The software OAE currently uses is version 3.4, but the newest version is much more sophisticated than that.
“We’re at least two major releases behind, and that’s much farther behind than we’d like to be,” Wilson said.
So far behind, in fact, that the vendor stopped supporting version 3.4 at the end of the summer and even discontinued tech support, which is why it took so long to get testing back up after the server failure.
OAE personnel had to beg the vendor to allow them to use the program for just one more semester, Wilson said. The vendor agreed, giving OAE time to ask the Student Technology Fee Oversight Committee to purchase updated software.
While the $192,383 request was granted in September, OAE couldn’t implement it in time. They’ve spent the fall semester “working out all the bugs” so the new technology will work with the University’s system.
It will be implemented for the spring 2014 semester.
Tuesday’s problem was entirely due to the obsolete program, Wilson said. When trying to enter new data, the software didn’t comprehend the change.

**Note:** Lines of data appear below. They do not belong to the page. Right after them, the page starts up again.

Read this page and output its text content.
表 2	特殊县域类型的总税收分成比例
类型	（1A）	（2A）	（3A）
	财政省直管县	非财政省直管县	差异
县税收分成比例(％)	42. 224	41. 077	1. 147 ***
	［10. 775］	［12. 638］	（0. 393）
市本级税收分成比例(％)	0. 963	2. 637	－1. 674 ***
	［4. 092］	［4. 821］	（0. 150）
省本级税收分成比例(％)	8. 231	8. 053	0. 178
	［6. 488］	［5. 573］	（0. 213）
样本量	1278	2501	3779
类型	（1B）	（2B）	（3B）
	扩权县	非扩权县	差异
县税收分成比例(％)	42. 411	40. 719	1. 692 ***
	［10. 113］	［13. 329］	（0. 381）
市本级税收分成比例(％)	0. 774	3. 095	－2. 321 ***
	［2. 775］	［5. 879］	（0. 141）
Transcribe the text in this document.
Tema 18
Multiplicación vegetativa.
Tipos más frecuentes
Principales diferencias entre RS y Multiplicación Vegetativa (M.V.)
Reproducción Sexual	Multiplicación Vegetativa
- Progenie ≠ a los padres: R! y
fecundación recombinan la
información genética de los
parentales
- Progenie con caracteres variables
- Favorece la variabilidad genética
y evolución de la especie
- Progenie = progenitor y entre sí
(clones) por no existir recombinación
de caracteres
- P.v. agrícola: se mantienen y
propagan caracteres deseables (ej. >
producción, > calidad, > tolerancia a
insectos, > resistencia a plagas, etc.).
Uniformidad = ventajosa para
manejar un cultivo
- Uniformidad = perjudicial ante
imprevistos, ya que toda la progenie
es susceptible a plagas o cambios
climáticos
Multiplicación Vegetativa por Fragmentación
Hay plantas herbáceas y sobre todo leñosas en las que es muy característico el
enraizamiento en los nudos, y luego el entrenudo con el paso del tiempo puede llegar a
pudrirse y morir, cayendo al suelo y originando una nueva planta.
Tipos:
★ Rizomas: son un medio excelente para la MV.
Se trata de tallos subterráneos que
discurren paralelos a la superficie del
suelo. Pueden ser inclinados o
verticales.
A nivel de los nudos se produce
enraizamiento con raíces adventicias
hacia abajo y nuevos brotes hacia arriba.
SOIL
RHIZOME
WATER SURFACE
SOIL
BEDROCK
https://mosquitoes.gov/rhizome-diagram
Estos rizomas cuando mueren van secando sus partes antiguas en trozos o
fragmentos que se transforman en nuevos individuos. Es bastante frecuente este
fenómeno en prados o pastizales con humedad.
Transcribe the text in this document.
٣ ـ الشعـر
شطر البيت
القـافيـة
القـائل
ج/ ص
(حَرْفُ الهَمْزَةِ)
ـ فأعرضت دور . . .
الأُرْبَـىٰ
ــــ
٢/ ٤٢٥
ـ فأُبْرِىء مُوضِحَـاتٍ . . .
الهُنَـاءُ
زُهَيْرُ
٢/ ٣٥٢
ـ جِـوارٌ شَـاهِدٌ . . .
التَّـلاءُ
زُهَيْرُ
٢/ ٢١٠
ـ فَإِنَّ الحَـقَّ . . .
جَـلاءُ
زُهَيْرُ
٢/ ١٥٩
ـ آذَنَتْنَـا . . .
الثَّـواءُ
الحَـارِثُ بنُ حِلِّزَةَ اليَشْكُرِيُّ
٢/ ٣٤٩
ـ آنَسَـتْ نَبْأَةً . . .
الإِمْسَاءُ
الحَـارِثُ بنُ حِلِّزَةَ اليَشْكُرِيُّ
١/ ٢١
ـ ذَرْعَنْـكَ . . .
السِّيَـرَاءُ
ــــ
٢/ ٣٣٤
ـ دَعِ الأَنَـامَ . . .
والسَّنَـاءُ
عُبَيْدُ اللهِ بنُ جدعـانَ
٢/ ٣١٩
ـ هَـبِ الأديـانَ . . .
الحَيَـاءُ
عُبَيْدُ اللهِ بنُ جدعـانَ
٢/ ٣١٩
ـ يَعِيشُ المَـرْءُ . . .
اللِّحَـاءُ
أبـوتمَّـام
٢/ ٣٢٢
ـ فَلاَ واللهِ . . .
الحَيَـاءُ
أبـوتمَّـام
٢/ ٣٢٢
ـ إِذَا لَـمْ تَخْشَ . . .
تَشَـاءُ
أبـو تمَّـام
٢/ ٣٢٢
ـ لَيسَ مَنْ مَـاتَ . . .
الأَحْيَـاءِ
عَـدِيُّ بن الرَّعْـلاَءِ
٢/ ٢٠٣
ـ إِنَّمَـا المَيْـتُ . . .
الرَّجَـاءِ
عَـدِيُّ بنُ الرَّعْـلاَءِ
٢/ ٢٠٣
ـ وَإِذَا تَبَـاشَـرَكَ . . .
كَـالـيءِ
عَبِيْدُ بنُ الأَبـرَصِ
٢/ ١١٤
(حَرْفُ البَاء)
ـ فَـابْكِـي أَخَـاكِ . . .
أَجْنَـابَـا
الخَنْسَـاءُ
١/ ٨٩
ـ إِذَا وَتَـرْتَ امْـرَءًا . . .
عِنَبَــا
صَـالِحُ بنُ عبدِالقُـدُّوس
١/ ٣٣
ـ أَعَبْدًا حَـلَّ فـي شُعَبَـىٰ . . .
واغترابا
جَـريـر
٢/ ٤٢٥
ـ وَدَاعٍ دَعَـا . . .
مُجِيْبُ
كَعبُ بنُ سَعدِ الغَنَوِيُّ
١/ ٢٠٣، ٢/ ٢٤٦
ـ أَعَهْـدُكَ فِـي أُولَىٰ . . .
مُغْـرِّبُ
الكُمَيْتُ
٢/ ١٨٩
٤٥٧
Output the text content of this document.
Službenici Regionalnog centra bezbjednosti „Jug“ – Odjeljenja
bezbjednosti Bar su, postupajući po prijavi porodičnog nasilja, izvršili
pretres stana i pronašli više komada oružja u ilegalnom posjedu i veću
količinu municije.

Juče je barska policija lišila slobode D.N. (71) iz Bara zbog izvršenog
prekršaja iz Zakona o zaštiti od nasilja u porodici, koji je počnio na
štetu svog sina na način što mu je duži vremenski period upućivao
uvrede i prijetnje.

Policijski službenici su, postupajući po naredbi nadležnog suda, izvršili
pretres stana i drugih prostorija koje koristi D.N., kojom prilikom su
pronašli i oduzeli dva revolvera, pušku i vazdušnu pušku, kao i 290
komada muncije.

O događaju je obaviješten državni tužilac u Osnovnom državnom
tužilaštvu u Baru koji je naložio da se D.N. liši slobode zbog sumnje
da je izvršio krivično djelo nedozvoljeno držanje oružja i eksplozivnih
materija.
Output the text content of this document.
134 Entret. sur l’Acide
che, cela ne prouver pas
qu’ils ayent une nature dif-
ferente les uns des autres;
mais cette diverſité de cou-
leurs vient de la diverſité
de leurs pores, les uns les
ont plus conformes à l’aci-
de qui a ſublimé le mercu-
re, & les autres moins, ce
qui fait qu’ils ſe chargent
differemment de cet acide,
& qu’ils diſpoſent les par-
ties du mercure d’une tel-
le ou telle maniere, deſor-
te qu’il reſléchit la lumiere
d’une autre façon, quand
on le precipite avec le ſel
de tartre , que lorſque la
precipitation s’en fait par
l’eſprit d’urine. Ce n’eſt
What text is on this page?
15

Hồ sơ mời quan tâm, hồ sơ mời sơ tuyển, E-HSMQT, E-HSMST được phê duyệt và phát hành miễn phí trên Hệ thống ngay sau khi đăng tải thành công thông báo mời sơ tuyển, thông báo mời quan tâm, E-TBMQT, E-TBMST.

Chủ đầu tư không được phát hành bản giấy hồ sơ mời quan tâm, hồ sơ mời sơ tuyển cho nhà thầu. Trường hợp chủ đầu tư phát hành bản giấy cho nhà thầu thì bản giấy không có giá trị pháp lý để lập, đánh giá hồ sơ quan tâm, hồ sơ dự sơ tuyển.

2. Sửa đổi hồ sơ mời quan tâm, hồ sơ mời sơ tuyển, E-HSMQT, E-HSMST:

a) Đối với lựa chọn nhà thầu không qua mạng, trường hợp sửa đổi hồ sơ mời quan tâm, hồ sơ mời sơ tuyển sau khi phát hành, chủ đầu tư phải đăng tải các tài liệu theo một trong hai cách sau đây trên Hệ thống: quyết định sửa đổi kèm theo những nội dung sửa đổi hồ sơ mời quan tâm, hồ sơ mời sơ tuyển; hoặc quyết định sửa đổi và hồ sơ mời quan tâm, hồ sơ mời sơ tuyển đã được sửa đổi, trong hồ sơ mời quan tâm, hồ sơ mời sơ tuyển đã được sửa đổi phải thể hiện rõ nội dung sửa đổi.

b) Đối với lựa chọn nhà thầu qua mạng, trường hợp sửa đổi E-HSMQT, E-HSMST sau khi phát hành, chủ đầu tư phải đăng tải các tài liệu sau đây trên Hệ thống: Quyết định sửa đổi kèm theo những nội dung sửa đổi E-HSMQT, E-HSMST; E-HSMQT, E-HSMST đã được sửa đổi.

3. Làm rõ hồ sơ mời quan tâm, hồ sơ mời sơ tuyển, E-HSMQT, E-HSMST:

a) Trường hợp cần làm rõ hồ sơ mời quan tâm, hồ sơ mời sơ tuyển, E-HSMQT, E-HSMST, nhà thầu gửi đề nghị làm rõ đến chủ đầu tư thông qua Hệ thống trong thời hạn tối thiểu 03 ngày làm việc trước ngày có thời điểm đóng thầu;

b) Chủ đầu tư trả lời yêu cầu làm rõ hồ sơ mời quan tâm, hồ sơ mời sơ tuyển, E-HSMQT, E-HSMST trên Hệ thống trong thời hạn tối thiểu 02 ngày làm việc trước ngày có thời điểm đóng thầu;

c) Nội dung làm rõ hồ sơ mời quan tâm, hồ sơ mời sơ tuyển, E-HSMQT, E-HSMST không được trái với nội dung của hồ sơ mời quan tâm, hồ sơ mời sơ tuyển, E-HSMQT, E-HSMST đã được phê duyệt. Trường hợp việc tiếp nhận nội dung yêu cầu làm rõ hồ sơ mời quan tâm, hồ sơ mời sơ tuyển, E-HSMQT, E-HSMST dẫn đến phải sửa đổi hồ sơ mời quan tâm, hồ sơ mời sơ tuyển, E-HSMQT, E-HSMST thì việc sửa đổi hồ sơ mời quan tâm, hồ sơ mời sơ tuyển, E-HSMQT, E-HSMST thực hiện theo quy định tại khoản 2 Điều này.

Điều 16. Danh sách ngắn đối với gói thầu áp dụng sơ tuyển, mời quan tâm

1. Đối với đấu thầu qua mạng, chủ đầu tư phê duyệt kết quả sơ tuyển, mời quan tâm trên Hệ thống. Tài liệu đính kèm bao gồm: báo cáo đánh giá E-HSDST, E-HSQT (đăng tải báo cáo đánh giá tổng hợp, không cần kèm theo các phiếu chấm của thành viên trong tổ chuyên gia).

“The software should have been able to handle a null function without shutting down,” Wilson said. “Once we rebooted the server [when it first went down], it kept doing the same thing and locking up. When we finally identified the problem, we had to rewrite the function.”
Fortunately, Wilson said, the Computer Testing Center was able to reschedule all of Tuesday’s tests for that evening or during the day Wednesday. Though the center was tightly packed, he said making sure everyone tested was more about having enough proctors to monitor students than having enough seats.
Of the 150 students in B52 Himes Hall when the server failed, none lost their work.
Wilson said grades for students taking ISDS and math tests — about 30 percent — were recorded because those testing programs aren’t actually tied to the OAE system.
As for the others, OAE physically backed up each test so no work was lost.